Did King George III turn his back on John Adams and Thomas Jefferson?

score:14

Accepted answer

This letter from John Adams to John Jay makes no mention of any "back turning" incident.

This website talks about how King George III eventually accepted John Adams, and claims that King George III acted in the following manner:

He behaved with dignity during the interview, though he showed that he was affected by it, and assured the minister that as he ‘had been the last to consent to the separation,’ so he ‘would be the first to meet the friendship of the United States as an independent power’.

The idea that King George III would be the first to meet the friendship of the United States is taken from The works of John Adams, second president of the United States pp. 255-257, which is straight from the horse's mouth.

However, this website states that Thomas Jefferson

attended a levee of George III and his queen. The king turned his back. Jefferson said, "It was impossible for anything to be more ungracious than their notice of Mr. Adams and myself. I saw at once that the ulcerations in the narrow mind of that mulish king left nothing to be expected on the subject of my attendance."

But the above website doesn't cite where it gets the account of the information.

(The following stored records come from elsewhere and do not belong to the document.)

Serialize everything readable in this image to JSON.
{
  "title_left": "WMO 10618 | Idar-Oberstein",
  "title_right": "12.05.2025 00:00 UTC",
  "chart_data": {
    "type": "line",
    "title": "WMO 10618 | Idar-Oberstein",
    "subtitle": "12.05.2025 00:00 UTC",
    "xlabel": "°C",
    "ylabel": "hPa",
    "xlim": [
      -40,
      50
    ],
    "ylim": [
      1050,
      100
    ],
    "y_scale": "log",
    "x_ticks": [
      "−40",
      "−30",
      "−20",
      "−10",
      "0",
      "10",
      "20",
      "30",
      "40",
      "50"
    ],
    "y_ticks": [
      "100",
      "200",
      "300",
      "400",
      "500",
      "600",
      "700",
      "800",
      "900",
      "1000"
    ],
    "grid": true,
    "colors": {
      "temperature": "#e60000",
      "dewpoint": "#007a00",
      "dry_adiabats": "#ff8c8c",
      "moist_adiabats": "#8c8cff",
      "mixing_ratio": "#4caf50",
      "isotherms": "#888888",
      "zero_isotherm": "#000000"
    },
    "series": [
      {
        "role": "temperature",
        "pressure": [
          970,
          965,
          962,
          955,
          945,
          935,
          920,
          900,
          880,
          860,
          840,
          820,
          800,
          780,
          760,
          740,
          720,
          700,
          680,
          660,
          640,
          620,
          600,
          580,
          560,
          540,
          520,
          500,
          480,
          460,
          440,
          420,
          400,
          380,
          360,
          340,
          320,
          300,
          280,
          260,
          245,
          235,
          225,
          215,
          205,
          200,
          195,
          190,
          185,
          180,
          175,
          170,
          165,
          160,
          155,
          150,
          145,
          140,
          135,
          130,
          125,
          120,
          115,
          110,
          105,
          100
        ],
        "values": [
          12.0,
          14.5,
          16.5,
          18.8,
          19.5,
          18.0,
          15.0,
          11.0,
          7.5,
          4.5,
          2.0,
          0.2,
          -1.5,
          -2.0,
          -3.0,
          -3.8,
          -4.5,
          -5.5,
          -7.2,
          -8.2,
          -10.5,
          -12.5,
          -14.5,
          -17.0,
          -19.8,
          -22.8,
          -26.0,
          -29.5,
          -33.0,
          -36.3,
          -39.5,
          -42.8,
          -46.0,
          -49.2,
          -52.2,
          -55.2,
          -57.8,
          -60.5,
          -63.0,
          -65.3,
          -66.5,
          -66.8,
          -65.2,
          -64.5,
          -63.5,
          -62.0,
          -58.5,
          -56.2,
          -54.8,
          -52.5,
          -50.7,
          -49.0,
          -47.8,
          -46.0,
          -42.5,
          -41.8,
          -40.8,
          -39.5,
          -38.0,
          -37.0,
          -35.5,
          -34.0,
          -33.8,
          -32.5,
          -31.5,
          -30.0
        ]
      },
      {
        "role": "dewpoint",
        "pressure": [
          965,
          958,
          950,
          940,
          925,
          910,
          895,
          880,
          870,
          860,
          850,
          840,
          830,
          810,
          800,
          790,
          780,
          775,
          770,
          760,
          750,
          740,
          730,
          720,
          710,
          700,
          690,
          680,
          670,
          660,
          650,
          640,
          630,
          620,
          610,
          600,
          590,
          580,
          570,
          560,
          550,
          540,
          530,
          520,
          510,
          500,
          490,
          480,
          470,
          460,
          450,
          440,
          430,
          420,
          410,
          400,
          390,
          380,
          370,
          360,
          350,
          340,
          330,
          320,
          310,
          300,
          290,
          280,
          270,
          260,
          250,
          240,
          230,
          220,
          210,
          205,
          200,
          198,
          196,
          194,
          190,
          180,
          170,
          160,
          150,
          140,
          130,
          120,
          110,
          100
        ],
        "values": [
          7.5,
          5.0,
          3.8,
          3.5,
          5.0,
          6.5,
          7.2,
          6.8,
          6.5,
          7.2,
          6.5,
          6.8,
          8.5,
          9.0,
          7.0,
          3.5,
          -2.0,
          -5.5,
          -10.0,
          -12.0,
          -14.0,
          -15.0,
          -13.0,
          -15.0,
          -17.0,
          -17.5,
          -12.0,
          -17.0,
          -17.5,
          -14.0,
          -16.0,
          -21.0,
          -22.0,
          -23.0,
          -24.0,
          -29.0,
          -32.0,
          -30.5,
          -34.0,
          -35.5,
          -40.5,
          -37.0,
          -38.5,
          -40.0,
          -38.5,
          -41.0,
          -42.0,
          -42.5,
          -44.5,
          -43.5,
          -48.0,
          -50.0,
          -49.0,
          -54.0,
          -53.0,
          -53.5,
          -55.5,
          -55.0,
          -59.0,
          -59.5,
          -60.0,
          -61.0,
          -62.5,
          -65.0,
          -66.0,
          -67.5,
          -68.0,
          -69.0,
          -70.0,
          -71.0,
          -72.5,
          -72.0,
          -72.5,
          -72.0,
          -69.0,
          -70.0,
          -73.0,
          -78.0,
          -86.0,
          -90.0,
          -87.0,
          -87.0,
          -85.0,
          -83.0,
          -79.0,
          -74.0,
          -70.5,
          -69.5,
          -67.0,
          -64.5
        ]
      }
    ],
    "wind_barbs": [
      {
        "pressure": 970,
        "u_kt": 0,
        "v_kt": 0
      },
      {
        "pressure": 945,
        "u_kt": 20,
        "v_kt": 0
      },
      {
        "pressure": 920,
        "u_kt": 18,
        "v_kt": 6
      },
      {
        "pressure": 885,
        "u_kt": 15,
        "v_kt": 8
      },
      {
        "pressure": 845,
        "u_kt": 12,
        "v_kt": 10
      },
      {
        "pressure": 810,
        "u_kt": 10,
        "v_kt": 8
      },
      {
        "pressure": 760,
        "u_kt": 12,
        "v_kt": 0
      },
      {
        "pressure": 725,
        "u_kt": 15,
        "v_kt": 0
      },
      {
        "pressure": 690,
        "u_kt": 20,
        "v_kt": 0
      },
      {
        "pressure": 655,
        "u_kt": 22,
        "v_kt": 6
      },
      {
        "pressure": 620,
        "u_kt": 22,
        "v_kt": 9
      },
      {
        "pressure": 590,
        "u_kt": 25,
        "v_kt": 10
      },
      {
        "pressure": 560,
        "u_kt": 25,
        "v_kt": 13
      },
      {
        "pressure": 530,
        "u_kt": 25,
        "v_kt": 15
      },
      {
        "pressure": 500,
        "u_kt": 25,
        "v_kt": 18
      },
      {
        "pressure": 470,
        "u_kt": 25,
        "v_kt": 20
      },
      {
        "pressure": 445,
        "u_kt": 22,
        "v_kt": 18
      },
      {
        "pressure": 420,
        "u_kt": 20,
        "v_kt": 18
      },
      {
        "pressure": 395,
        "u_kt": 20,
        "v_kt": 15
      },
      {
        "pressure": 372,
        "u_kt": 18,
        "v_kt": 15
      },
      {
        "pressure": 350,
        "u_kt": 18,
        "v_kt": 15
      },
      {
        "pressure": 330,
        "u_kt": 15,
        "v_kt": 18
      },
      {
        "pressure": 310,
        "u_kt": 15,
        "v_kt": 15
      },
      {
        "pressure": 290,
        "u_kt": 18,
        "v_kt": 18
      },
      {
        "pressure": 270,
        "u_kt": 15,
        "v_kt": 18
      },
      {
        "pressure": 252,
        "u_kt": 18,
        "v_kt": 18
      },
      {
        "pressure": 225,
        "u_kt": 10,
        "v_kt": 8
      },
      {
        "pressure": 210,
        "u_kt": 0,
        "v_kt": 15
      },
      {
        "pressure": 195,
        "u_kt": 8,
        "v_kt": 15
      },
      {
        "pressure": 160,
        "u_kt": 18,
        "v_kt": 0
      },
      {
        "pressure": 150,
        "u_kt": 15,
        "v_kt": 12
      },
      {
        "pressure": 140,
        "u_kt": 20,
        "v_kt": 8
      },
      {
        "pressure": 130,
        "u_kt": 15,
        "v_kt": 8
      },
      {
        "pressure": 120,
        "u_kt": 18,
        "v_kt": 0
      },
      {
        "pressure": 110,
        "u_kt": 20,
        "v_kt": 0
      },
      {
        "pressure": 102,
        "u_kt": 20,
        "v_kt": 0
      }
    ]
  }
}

So, your reading of the event never occurring seems to be in line with reality. There is no compelling and convincing evidence (that I could find) to believe that the event actually did happen.

Upvote:5

Ellis is a "popular" historian or, in other words, a story teller who seeks to amuse rather than to inform, -- such is my clear impression from reading his other works. The harangue against George III in the Declaration of American Independence was only one of many diplomatic outrages that Jefferson committed in his life. If anybody doubts the paternal affection which George III felt for his American subjects, he should consider the conciliatory gestures of his Majesty in the Treaty of Paris in 1783, or the King's pressure on the House of Lords to assure repeal of the Stamp Act in 1766. On the other hand, Jefferson's rejection as President of the Monroe-Pinckney treaty led us into the War of 1812. If George III had turned his back to him, as Ellis' yarn would have us believe, Jefferson would have deserved the affront. But the event never happened, because Jefferson was accompanied by Adams, for whom George III had high regard.